2. Ricorrono per cassazione ex art. 625 bis c.p.p., i condannati, con atto presentato entro 180 giorni dalla sentenza impugnata, sottoscritto dal difensore avv. Giacomo Iaria, che denuncia l’errore di fatto in cui è incorsa la decisione della Corte di cassazione in punto di mancata rilevazione della intervenuta prescrizione del reato di cui all’art. 640 c.p..

2.1. Osserva con un primo motivo che la stessa sentenza aveva precisato che il reato di cui all’art. 640 c.p. era temporalmente contestato sino al 1985, e che, come osservato dalla giurisprudenza della Corte di cassazione (citandosi Sez. un., n. 10928, 10 ottobre 1981), la prescrizione deve essere stabilita con riferimento ai reati che compongono la continuazione, considerati come distinte ed autonome violazioni.

Nella specie, dunque, il termine di prescrizione di sette anni e sei mesi, decorrendo dal 1985, doveva ritenersi maturato nel 1993. Ed ove anche si ritenesse che tale fatto potesse ritenersi aggravato ex art. 640 c.p., comma 2, il termine di prescrizione di quindici anni si sarebbe comunque maturato nell’anno 2000, e quindi ben prima della denunciata sentenza della Corte di cassazione.

2.2. Con un secondo motivo censura l’ulteriore errore di fatto in cui è incorsa la pronuncia di inammissibilità del motivo di ricorso relativo alla mancata riapertura del procedimento, ex art. 414 c.p.p., dopo il precedente provvedimento di archiviazione. Si osserva che la pronuncia si fonda sulla carenza di specificità del motivo di ricorso stante la mancata allegazione del provvedimento di archiviazione, il quale invece era stato allegato in copia a una memoria presentata davanti alla Corte di appello.
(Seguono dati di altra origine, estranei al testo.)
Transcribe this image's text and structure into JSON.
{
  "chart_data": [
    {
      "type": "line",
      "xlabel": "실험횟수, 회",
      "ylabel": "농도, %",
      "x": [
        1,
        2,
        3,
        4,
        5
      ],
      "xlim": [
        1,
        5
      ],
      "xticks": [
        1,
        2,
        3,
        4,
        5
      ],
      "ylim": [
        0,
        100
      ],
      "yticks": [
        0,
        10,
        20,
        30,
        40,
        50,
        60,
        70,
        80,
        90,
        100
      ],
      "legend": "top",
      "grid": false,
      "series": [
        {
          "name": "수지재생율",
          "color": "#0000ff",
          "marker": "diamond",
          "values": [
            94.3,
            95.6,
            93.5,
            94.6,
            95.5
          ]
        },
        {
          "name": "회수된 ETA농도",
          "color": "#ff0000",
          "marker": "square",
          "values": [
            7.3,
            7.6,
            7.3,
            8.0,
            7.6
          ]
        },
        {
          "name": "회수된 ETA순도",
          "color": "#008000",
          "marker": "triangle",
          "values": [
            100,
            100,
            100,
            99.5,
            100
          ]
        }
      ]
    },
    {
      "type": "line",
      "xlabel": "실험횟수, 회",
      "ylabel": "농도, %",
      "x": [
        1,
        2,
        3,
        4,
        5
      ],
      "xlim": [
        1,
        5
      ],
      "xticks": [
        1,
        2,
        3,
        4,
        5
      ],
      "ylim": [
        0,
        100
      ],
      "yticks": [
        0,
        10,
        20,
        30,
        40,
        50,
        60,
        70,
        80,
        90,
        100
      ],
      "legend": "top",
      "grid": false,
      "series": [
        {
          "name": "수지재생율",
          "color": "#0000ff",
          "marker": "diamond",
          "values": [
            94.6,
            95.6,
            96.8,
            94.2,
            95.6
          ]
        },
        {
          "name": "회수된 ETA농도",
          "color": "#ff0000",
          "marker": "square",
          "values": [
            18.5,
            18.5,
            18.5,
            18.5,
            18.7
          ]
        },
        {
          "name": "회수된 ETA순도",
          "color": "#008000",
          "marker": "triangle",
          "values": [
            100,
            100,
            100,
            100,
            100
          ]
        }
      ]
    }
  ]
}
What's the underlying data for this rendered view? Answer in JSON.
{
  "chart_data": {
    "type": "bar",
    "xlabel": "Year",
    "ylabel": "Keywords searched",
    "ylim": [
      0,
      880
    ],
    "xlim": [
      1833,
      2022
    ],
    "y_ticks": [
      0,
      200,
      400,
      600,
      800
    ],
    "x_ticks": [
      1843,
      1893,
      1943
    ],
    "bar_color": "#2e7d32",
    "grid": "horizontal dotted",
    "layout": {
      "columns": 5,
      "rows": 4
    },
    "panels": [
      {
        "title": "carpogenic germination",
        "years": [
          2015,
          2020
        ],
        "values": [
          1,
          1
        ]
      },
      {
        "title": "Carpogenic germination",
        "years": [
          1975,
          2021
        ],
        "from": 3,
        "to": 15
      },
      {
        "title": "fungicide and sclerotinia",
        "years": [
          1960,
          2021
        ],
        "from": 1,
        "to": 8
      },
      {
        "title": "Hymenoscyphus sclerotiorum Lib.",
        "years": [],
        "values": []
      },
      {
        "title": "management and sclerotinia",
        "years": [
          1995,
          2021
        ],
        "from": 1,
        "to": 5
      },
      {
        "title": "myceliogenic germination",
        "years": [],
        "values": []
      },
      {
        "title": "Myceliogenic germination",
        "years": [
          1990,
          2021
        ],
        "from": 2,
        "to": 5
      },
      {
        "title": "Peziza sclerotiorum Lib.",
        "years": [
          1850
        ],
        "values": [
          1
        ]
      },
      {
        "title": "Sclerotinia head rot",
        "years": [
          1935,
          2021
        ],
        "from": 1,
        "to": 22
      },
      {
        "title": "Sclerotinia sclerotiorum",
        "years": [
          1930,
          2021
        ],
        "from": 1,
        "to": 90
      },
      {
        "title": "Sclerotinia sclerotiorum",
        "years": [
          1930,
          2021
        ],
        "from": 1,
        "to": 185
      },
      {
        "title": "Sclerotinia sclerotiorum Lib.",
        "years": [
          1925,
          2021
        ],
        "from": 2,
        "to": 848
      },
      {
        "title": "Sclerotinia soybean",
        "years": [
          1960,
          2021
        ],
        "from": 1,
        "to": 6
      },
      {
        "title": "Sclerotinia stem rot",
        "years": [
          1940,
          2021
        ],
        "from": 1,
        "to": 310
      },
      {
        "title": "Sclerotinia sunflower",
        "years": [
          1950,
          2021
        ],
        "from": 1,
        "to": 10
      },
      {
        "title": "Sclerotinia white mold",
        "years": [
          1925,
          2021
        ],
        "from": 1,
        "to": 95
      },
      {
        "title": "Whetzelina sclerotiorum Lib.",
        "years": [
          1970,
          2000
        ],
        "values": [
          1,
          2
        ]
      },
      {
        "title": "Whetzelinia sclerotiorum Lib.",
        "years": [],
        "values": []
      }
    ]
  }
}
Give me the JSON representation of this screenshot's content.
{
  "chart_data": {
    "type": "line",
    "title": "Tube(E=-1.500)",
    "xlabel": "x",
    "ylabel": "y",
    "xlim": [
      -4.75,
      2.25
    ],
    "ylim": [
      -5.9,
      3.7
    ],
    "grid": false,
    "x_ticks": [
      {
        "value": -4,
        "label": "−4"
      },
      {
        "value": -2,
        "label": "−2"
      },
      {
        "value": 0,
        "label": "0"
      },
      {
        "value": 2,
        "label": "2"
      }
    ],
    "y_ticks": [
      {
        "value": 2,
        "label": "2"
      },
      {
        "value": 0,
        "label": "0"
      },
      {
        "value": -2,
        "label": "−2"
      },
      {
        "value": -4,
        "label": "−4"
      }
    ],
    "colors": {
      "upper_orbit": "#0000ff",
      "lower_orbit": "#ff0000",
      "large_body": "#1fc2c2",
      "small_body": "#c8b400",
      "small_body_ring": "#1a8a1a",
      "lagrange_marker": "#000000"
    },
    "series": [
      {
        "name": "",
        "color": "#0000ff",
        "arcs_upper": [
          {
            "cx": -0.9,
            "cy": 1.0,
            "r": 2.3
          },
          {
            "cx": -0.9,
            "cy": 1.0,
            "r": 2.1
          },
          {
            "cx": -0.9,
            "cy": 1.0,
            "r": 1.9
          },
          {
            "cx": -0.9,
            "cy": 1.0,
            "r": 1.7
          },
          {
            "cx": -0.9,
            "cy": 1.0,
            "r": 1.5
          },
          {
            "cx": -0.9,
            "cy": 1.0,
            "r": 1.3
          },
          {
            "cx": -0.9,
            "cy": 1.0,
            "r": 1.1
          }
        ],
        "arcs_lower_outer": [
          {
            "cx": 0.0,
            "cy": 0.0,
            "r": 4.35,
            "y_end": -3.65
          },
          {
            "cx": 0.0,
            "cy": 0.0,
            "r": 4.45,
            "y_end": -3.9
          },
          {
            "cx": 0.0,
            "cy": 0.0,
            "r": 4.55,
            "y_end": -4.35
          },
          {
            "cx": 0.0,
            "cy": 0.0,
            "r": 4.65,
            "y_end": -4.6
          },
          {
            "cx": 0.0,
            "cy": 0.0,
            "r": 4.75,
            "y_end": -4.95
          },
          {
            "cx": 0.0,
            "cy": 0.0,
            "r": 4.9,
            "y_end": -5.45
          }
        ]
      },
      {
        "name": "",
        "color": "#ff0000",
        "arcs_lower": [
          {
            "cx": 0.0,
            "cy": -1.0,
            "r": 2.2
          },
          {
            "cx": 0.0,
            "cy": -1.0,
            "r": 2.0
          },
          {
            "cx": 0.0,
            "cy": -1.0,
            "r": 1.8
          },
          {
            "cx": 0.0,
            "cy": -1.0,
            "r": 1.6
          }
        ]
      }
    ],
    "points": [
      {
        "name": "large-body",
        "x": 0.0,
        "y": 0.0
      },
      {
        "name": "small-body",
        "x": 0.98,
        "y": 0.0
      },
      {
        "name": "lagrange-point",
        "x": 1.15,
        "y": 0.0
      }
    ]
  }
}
2.3. Con un terzo motivo, sempre in chiave di errore di fatto, si deduce l’erroneità della pronuncia della Corte di cassazione in punto di ritenuta manifesta infondatezza della censura relativa al diniego delle attenuanti generiche agli imputati: sia perchè, contrariamente a quanto ritenuto, M.V. era incensurato, come si ricavava dal certificato penale in atti, sia perchè nella sentenza impugnata non è stato fatto comunque alcun riferimento alla posizione di M.M.R., anch’essa incensurata.

2.4. Con un ultimo motivo, si denuncia l’erroneo computo del termine prescrizionale.

Esso decorreva dall’ultima percezione dei contributi, risalente all’ottobre 1994, e, in relazione alla data di deposito della sentenza o, secondo altro orientamento, alla data di fissazione dell’appello, doveva ritenersi applicabile la più favorevole disciplina recata dalla L. n. 251 del 2005.

In ogni caso, alla data della sentenza della Corte di cassazione, il reato era comunque prescritto.

Motivi della decisione

1. I ricorsi sono manifestamente infondati.

2. Quanto al primo e quarto motivo, occorre innanzi tutto osservare che non è luogo a parlarsi di errore di fatto a proposito del punto di una sentenza della Corte di cassazione che prenda in esame e risolva questioni attinenti alla prescrizione del reato, qualora non ricorra un travisamento dei dati processuali. In questi casi potrebbe semmai trattarsi di un errore valutativo, che non da spazio al rimedio del ricorso straordinario ex art. 625 bis c.p.p..

Nel caso in esame, peraltro, le regole sulla prescrizione appaiono essere state esattamente applicate.

Va premesso che la normativa di riferimento è quella antecedente alla riforma recata dalla L. 5 dicembre 2005, n. 251, posto che la sentenza di condanna in primo grado è stata emessa in data 23 maggio 2005 e quindi antecedentemente a tale legge, con conseguente ultrattività, in toto, della precedente disciplina, ex L. n. 251 del 2005, art. 10 (cfr. Sez. U, n. 47008 del 29/19/2009, D’Amato, Rv.

244810).

Ai fini della individuazione della decorrenza del termine di prescrizione occorreva dunque prendere in considerazione come dies a quo il giorno di cessazione della continuazione (a norma del previgente art. 158 c.p., comma 1), e cioè, stando alla imputazione, il 6 dicembre 1994, sicchè il termine massimo di prescrizione (quindici anni, tenuto conto della pena edittale prevista dall’art. 640 cpv. c.p. e art. 640 bis c.p.) andava collocato nel giorno 6 dicembre 2009, successivo alla sentenza di appello, con la conseguenza che la Corte di cassazione, nella sentenza impugnata, dichiarando inammissibile il ricorso, non doveva tenerne conto (per tutte, Sez. U, n. 32 del 22/11/2000, De Luca, Rv. 217266).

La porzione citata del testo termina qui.